O que é o Google Zero: a maioria das buscas já termina sem clique e as IAs estão redesenhando o tráfego orgânico. Os dados, quem sofre primeiro e o plano prático em 5 frentes.

Funil de vidro luminoso recebendo um fluxo largo de partículas tênues e liberando poucas gotas grandes e radiantes, representando menos cliques porém mais valiosos

“Google Zero” é a era em que a maioria das buscas termina sem clique — e ela já começou. Pesquisa independente contou apenas 374 cliques para a web aberta a cada 1.000 buscas nos EUA, e o Pew Research Center mostrou que, quando um resumo de IA aparece, a propensão a clicar quase cai pela metade. Mas o dado mais importante é o que quase ninguém fala: o volume de buscas não caiu — as pessoas nunca buscaram tanto. O que muda é onde a busca termina: dentro da resposta, não no seu site. Este guia mostra quem esse fenômeno atinge primeiro, o que ele muda na estratégia e o plano prático em cinco frentes.

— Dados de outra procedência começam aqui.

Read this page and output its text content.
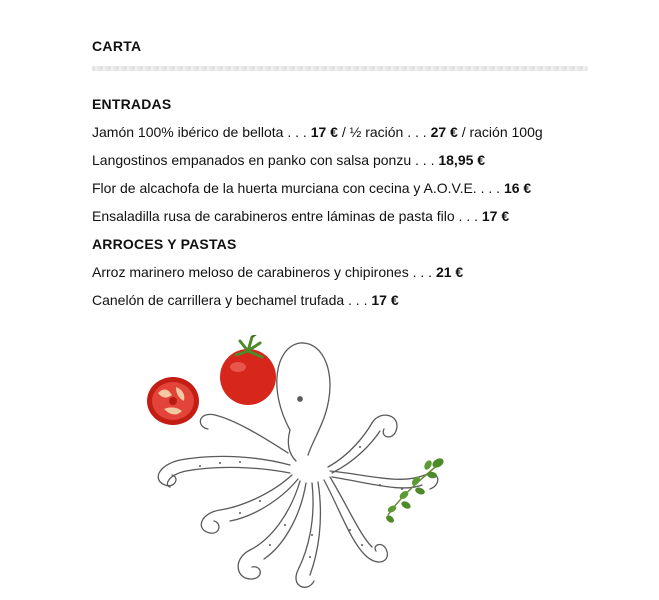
CARTA
ENTRADAS
Jamón 100% ibérico de bellota . . . 17 € / ½ ración . . . 27 € / ración 100g
Langostinos empanados en panko con salsa ponzu . . . 18,95 €
Flor de alcachofa de la huerta murciana con cecina y A.O.V.E. . . . 16 €
Ensaladilla rusa de carabineros entre láminas de pasta filo . . . 17 €
ARROCES Y PASTAS
Arroz marinero meloso de carabineros y chipirones . . . 21 €
Canelón de carrillera y bechamel trufada . . . 17 €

O que é o Google Zero (e de onde vem o nome)

O termo nasceu no mercado editorial americano para descrever o cenário-limite em que o Google deixa de mandar tráfego: a página de resultados responde tudo — painel de conhecimento, mapa, clima, conversão de moeda e, desde a chegada dos resumos de IA, também as perguntas complexas que antes exigiam abrir três sites. O “zero” não é literal: é a direção. A cada camada nova (AI Overviews, Modo IA, busca falada), uma fatia a mais de buscas se resolve sem sair do Google.

Os números desenham a curva: já eram ~63% de buscas sem clique para a web aberta em 2024 (SparkToro); com resumo de IA na tela, o Pew mediu usuários clicando em resultados em apenas ~8% das visitas, contra ~15% sem o resumo — e cliques nas fontes citadas dentro do próprio resumo são raros.

As buscas não caíram — os cliques sim

Essa distinção muda o diagnóstico inteiro:

  • Se as buscas tivessem sumido, a resposta seria abandonar o canal.
  • Como o que caiu foi o clique, a demanda continua lá — bilhões de perguntas por dia — e a disputa mudou de lugar: agora ela acontece dentro da página de resposta. Quem alimenta a resposta da IA aparece (e constrói marca) antes de qualquer clique; quem não alimenta, simplesmente não existe naquela busca.

É por isso que o Google publicou orientação oficial sobre como aparecer nos recursos de IA: a visibilidade dentro da resposta virou uma superfície própria, com regras próprias — indexação normal, conteúdo útil, dados estruturados, sem marcação especial.

Quem o Google Zero atinge primeiro (e quem ele poupa)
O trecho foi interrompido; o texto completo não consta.